Keine Chance auf einen Job
Ähnlich ist die Lage in Albanien, in Serbien, im Kosovo. Die deutsche Regierung hat Druck gemacht, dass die Behörden vor Ort weniger Menschen ausreisen lassen. Doch die Stimmung in der Bevölkerung bleibt schlecht. "Nur mit Beziehungen zu einer Regierungspartei hast Du überhaupt Chancen auf einen Job", sagt etwa der Koch Faton Latifi in einem Café in Pristina, der Hauptstadt des Kosovo.
"Wenn Du bist normal, Leute wie ich - kein Job, kein Garnichts. Überhaupt keine Chance für einen Job."
Faton Latifi hat wie Tausende andere versucht, mit seiner Familie nach Deutschland zu kommen, doch er wurde zurückgeschickt. Die verbreitete Stimmung im Kosovo ist, dass die gleichen korrupten Politiker immer weiter regieren, unterstützt von der Europäischen Union, sagt der Politikwissenschaftler Lulzim Peci.
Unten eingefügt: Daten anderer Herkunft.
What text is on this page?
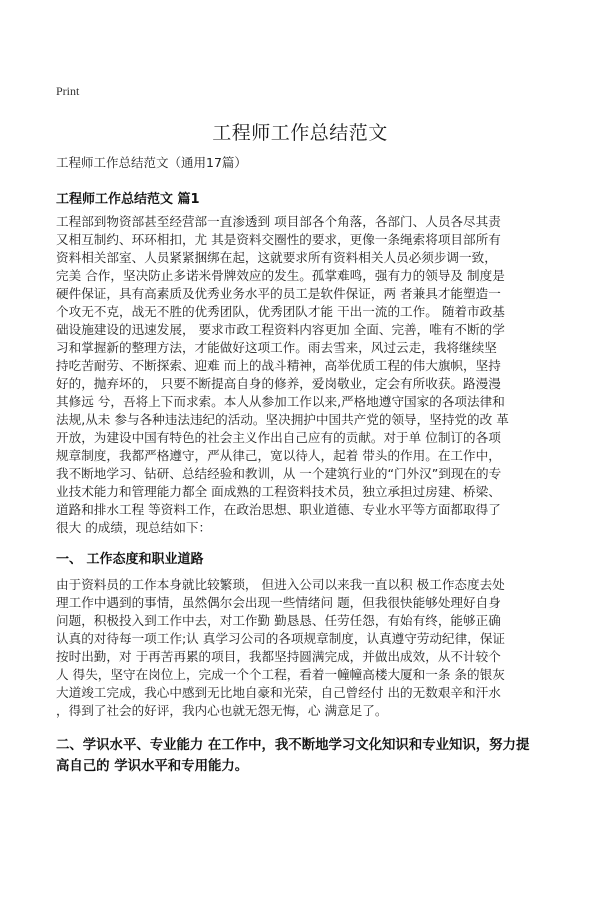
Print
工程师工作总结范文
工程师工作总结范文（通用17篇）
工程师工作总结范文 篇1
工程部到物资部甚至经营部一直渗透到 项目部各个角落，各部门、人员各尽其责
又相互制约、环环相扣，尤 其是资料交圈性的要求，更像一条绳索将项目部所有
资料相关部室、人员紧紧捆绑在起，这就要求所有资料相关人员必须步调一致，
完美 合作，坚决防止多诺米骨牌效应的发生。孤掌难鸣，强有力的领导及 制度是
硬件保证，具有高素质及优秀业务水平的员工是软件保证，两 者兼具才能塑造一
个攻无不克，战无不胜的优秀团队，优秀团队才能 干出一流的工作。 随着市政基
础设施建设的迅速发展， 要求市政工程资料内容更加 全面、完善，唯有不断的学
习和掌握新的整理方法，才能做好这项工作。雨去雪来，风过云走，我将继续坚
持吃苦耐劳、不断探索、迎难 而上的战斗精神，高举优质工程的伟大旗帜，坚持
好的，抛弃坏的， 只要不断提高自身的修养，爱岗敬业，定会有所收获。路漫漫
其修远 兮，吾将上下而求索。本人从参加工作以来,严格地遵守国家的各项法律和
法规,从未 参与各种违法违纪的活动。坚决拥护中国共产党的领导，坚持党的改 革
开放，为建设中国有特色的社会主义作出自己应有的贡献。对于单 位制订的各项
规章制度，我都严格遵守，严从律己，宽以待人，起着 带头的作用。在工作中，
我不断地学习、钻研、总结经验和教训，从 一个建筑行业的“门外汉”到现在的专
业技术能力和管理能力都全 面成熟的工程资料技术员，独立承担过房建、桥梁、
道路和排水工程 等资料工作，在政治思想、职业道德、专业水平等方面都取得了
很大 的成绩，现总结如下：
一、 工作态度和职业道路
由于资料员的工作本身就比较繁琐， 但进入公司以来我一直以积 极工作态度去处
理工作中遇到的事情，虽然偶尔会出现一些情绪问 题，但我很快能够处理好自身
问题，积极投入到工作中去，对工作勤 勤恳恳、任劳任怨，有始有终，能够正确
认真的对待每一项工作;认 真学习公司的各项规章制度，认真遵守劳动纪律，保证
按时出勤，对 于再苦再累的项目，我都坚持圆满完成，并做出成效，从不计较个
人 得失，坚守在岗位上，完成一个个工程，看着一幢幢高楼大厦和一条 条的银灰
大道竣工完成，我心中感到无比地自豪和光荣，自己曾经付 出的无数艰辛和汗水
，得到了社会的好评，我内心也就无怨无悔，心 满意足了。
二、学识水平、专业能力 在工作中，我不断地学习文化知识和专业知识，努力提
高自己的 学识水平和专用能力。
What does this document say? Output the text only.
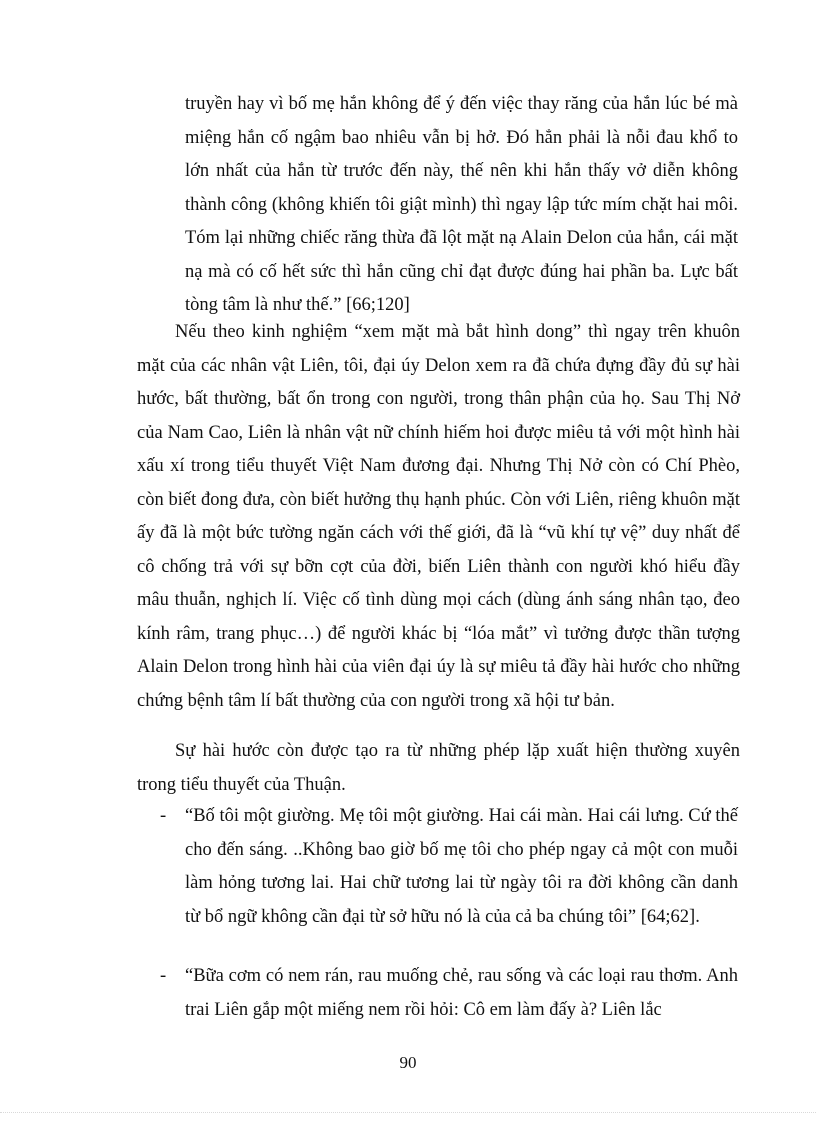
truyền hay vì bố mẹ hắn không để ý đến việc thay răng của hắn lúc bé mà miệng hắn cố ngậm bao nhiêu vẫn bị hở. Đó hẳn phải là nỗi đau khổ to lớn nhất của hắn từ trước đến này, thế nên khi hắn thấy vở diễn không thành công (không khiến tôi giật mình) thì ngay lập tức mím chặt hai môi. Tóm lại những chiếc răng thừa đã lột mặt nạ Alain Delon của hắn, cái mặt nạ mà có cố hết sức thì hắn cũng chỉ đạt được đúng hai phần ba. Lực bất tòng tâm là như thế.” [66;120]
Nếu theo kinh nghiệm “xem mặt mà bắt hình dong” thì ngay trên khuôn mặt của các nhân vật Liên, tôi, đại úy Delon xem ra đã chứa đựng đầy đủ sự hài hước, bất thường, bất ổn trong con người, trong thân phận của họ. Sau Thị Nở của Nam Cao, Liên là nhân vật nữ chính hiếm hoi được miêu tả với một hình hài xấu xí trong tiểu thuyết Việt Nam đương đại. Nhưng Thị Nở còn có Chí Phèo, còn biết đong đưa, còn biết hưởng thụ hạnh phúc. Còn với Liên, riêng khuôn mặt ấy đã là một bức tường ngăn cách với thế giới, đã là “vũ khí tự vệ” duy nhất để cô chống trả với sự bỡn cợt của đời, biến Liên thành con người khó hiểu đầy mâu thuẫn, nghịch lí. Việc cố tình dùng mọi cách (dùng ánh sáng nhân tạo, đeo kính râm, trang phục…) để người khác bị “lóa mắt” vì tưởng được thần tượng Alain Delon trong hình hài của viên đại úy là sự miêu tả đầy hài hước cho những chứng bệnh tâm lí bất thường của con người trong xã hội tư bản.
Sự hài hước còn được tạo ra từ những phép lặp xuất hiện thường xuyên trong tiểu thuyết của Thuận.
- “Bố tôi một giường. Mẹ tôi một giường. Hai cái màn. Hai cái lưng. Cứ thế cho đến sáng. ..Không bao giờ bố mẹ tôi cho phép ngay cả một con muỗi làm hỏng tương lai. Hai chữ tương lai từ ngày tôi ra đời không cần danh từ bổ ngữ không cần đại từ sở hữu nó là của cả ba chúng tôi” [64;62].
- “Bữa cơm có nem rán, rau muống chẻ, rau sống và các loại rau thơm. Anh trai Liên gắp một miếng nem rồi hỏi: Cô em làm đấy à? Liên lắc
90
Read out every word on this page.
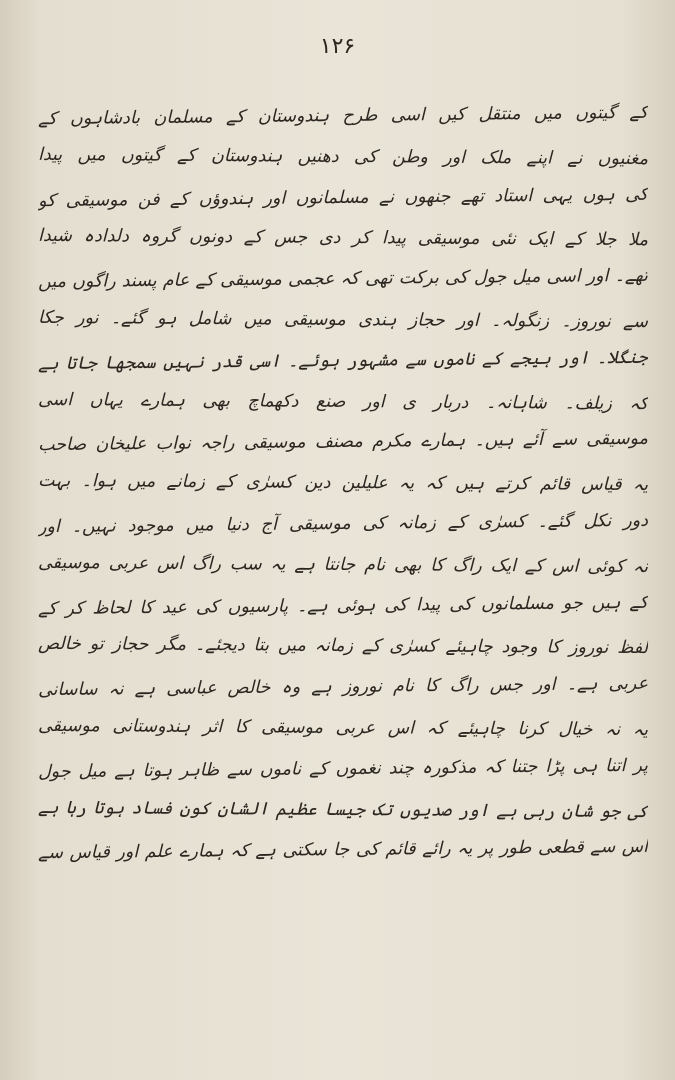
۱۲۶
کے گیتوں میں منتقل کیں اسی طرح ہندوستان کے مسلمان بادشاہوں کے
مغنیوں نے اپنے ملک اور وطن کی دھنیں ہندوستان کے گیتوں میں پیدا
کی ہوں یہی استاد تھے جنھوں نے مسلمانوں اور ہندوؤں کے فن موسیقی کو
ملا جلا کے ایک نئی موسیقی پیدا کر دی جس کے دونوں گروہ دلدادہ شیدا
تھے۔ اور اسی میل جول کی برکت تھی کہ عجمی موسیقی کے عام پسند راگوں میں
سے نوروز۔ زنگولہ۔ اور حجاز ہندی موسیقی میں شامل ہو گئے۔ نور جکا
جنگلا۔ اور ہیجے کے ناموں سے مشہور ہوئے۔ اسی قدر نہیں سمجھا جاتا ہے
کہ زیلف۔ شاہانہ۔ دربار ی اور صنع دکھماچ بھی ہمارے یہاں اسی
موسیقی سے آئے ہیں۔ ہمارے مکرم مصنف موسیقی راجہ نواب علیخان صاحب
یہ قیاس قائم کرتے ہیں کہ یہ علیلین دین کسرٰی کے زمانے میں ہوا۔ بہت
دور نکل گئے۔ کسرٰی کے زمانہ کی موسیقی آج دنیا میں موجود نہیں۔ اور
نہ کوئی اس کے ایک راگ کا بھی نام جانتا ہے یہ سب راگ اس عربی موسیقی
کے ہیں جو مسلمانوں کی پیدا کی ہوئی ہے۔ پارسیوں کی عید کا لحاظ کر کے
لفظ نوروز کا وجود چاہیئے کسرٰی کے زمانہ میں بتا دیجئے۔ مگر حجاز تو خالص
عربی ہے۔ اور جس راگ کا نام نوروز ہے وہ خالص عباسی ہے نہ ساسانی
یہ نہ خیال کرنا چاہیئے کہ اس عربی موسیقی کا اثر ہندوستانی موسیقی
پر اتنا ہی پڑا جتنا کہ مذکورہ چند نغموں کے ناموں سے ظاہر ہوتا ہے میل جول
کی جو شان رہی ہے اور صدیوں تک جیسا عظیم الشان کون فساد ہوتا رہا ہے
اس سے قطعی طور پر یہ رائے قائم کی جا سکتی ہے کہ ہمارے علم اور قیاس سے
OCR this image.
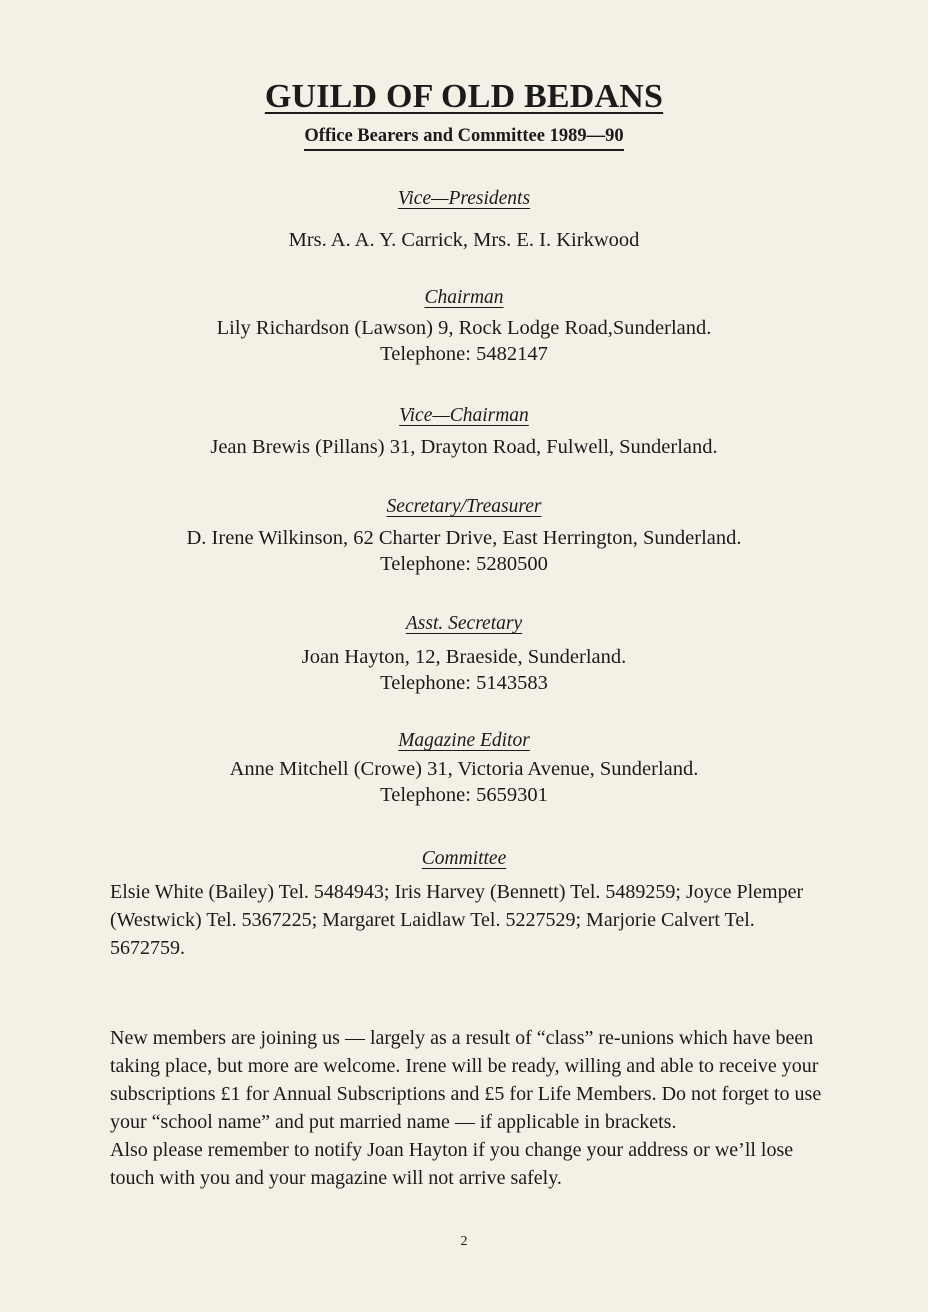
GUILD OF OLD BEDANS
Office Bearers and Committee 1989—90
Vice—Presidents
Mrs. A. A. Y. Carrick, Mrs. E. I. Kirkwood
Chairman
Lily Richardson (Lawson) 9, Rock Lodge Road,Sunderland.
Telephone: 5482147
Vice—Chairman
Jean Brewis (Pillans) 31, Drayton Road, Fulwell, Sunderland.
Secretary/Treasurer
D. Irene Wilkinson, 62 Charter Drive, East Herrington, Sunderland.
Telephone: 5280500
Asst. Secretary
Joan Hayton, 12, Braeside, Sunderland.
Telephone: 5143583
Magazine Editor
Anne Mitchell (Crowe) 31, Victoria Avenue, Sunderland.
Telephone: 5659301
Committee
Elsie White (Bailey) Tel. 5484943; Iris Harvey (Bennett) Tel. 5489259; Joyce Plemper (Westwick) Tel. 5367225; Margaret Laidlaw Tel. 5227529; Marjorie Calvert Tel. 5672759.
New members are joining us — largely as a result of “class” re-unions which have been taking place, but more are welcome. Irene will be ready, willing and able to receive your subscriptions £1 for Annual Subscriptions and £5 for Life Members. Do not forget to use your “school name” and put married name — if applicable in brackets.
Also please remember to notify Joan Hayton if you change your address or we’ll lose touch with you and your magazine will not arrive safely.
2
"Die internationale Gemeinschaft stützt die Elite im Kosovo, weil sie vermeintlich Stabilität garantiert", sagt Peci. "Die meisten Menschen haben deshalb die Hoffnung verloren, hier etwas ändern zu können. Die Regierenden werden als unantastbar gesehen, weil sie stets ungestraft davonkommen."
Die Fernsehbilder von Abschiebungen aus Deutschland zeigen bei vielen Menschen hier Wirkung, doch die Ursachen für die Auswanderung, Armut und Perspektivlosigkeit, bleiben fast unverändert bestehen. Und es sind keineswegs nur Roma, die Ärmsten der Armen, die weg wollen aus dem Kosovo, sondern auch gut ausgebildete junge Leute, die nur in westeuropäischen Ländern eine Perspektive sehen, sagt Peci.
Sein Fazit gilt auch für andere Balkanländer: Deutschland müsste die Wirtschaftsentwicklung vor Ort stärker fördern und mehr Druck machen, dass die Regierungen hier selbst Reformen umsetzen. Nur das würde den Menschen Hoffnung machen, dass sich etwas ändert, so Peci.